Exhibit No.   Description
4.1   Form of Note (incorporated by reference to Exhibit 4.1 of the Company’s Current Report on Form 8-K (File No. 001-40877) filed on February 13, 2026).
104   Cover Page Interactive Data File (embedded within the Inline XBRL document).

 

1

 

SIGNATURES

 

Pursuant to the requirements of the Securities Exchange Act of 1934, the registrant has duly caused this report to be signed on its behalf by the undersigned hereunto duly authorized.

 

Dated: April 14, 2026 CERO THERAPEUTICS HOLDINGS, INC.
   
  By: /s/ Chris Ehrlich
  Name: Chris Ehrlich
  Title: Chief Executive Officer

 

2

 

FAQ

What financing did CERO (CERO) enter into with Keystone Capital Partners?

CERO issued a convertible promissory note to Keystone Capital Partners with a purchase price of $350,000 and principal of $437,500. The Note allows total borrowings up to $1,000,000, providing additional access to capital through a structured debt instrument convertible into common stock.

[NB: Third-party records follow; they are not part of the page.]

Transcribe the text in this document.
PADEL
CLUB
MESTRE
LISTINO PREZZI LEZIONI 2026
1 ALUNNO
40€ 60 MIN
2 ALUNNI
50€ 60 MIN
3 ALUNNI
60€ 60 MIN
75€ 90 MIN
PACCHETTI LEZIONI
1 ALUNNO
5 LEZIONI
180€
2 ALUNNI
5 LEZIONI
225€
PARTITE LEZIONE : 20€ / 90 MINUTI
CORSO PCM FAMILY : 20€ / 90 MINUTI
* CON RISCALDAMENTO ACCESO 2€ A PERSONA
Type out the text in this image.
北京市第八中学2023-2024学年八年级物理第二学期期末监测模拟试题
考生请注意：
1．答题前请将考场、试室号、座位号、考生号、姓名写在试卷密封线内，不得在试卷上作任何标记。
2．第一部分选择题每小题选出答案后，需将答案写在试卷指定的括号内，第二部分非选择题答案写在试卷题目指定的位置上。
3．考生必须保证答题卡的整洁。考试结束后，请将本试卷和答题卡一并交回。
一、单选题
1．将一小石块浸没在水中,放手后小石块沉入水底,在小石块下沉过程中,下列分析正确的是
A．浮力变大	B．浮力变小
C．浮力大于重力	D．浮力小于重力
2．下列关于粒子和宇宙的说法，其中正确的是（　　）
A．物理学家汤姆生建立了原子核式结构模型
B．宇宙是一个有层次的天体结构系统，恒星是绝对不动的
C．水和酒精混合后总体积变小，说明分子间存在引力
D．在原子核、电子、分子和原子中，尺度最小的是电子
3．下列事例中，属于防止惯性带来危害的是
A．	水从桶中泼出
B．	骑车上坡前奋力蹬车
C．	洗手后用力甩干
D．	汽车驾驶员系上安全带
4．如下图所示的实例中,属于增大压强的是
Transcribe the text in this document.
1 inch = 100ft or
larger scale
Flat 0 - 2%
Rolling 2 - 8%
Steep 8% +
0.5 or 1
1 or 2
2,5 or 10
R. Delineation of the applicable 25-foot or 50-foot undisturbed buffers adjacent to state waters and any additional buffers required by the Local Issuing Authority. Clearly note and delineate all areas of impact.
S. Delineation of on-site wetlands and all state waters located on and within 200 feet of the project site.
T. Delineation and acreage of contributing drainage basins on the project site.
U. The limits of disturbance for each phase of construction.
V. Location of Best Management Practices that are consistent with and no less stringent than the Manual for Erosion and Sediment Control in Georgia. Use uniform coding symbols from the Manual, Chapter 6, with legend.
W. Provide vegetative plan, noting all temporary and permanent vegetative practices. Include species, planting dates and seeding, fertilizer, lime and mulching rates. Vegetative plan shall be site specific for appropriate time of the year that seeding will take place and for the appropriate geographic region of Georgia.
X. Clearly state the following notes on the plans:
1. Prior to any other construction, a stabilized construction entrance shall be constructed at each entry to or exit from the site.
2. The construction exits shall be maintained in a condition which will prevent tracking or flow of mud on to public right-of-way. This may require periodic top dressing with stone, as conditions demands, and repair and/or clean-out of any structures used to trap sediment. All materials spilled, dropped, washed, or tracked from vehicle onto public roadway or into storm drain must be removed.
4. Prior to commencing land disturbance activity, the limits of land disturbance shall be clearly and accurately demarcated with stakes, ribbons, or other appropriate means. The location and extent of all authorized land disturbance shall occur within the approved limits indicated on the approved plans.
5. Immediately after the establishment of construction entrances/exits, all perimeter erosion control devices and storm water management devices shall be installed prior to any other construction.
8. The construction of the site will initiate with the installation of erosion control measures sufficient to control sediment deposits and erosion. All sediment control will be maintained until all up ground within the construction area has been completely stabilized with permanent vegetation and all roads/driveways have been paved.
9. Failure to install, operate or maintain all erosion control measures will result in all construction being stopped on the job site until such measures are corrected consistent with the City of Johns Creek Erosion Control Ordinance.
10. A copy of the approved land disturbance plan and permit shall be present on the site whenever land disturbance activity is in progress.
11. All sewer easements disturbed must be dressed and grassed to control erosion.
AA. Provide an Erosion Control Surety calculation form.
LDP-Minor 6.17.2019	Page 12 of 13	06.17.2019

What are the key terms of CERO’s new convertible note?

The note bears 10% annual interest, matures on April 9, 2027, and is convertible into common stock at the lesser of $0.05 per share or 80% of the average of the five lowest intraday trading prices over the prior 20 trading days.

How much stock can be issued under CERO’s convertible note?

The note permits conversion of principal and interest into common stock, with a price based on the lower of $0.05 or a variable market-based formula. A 4.99% beneficial ownership limitation prevents the lender from holding more than that percentage at any time through conversions.

How will the shares from CERO’s convertible note be registered?

CERO agreed to file a registration statement on Form S-1 or S-3 with the SEC. This registration will cover the resale of all common shares issuable upon conversion of the note, enabling the lender to publicly resell those shares once effective.

Under what securities law exemptions was CERO’s note issued?

The note was issued as a private placement relying on Section 4(a)(2) of the Securities Act and Rule 506(b). The lender is an accredited investor, there was no general solicitation, and the transaction did not involve a public offering of the securities.

Who is the lender in CERO’s new financing arrangement?

The lender is Keystone Capital Partners, LLC. This entity purchased the convertible promissory note from CERO, providing $350,000 initially and making available up to an aggregate $1,000,000 in borrowing capacity under the terms of the note.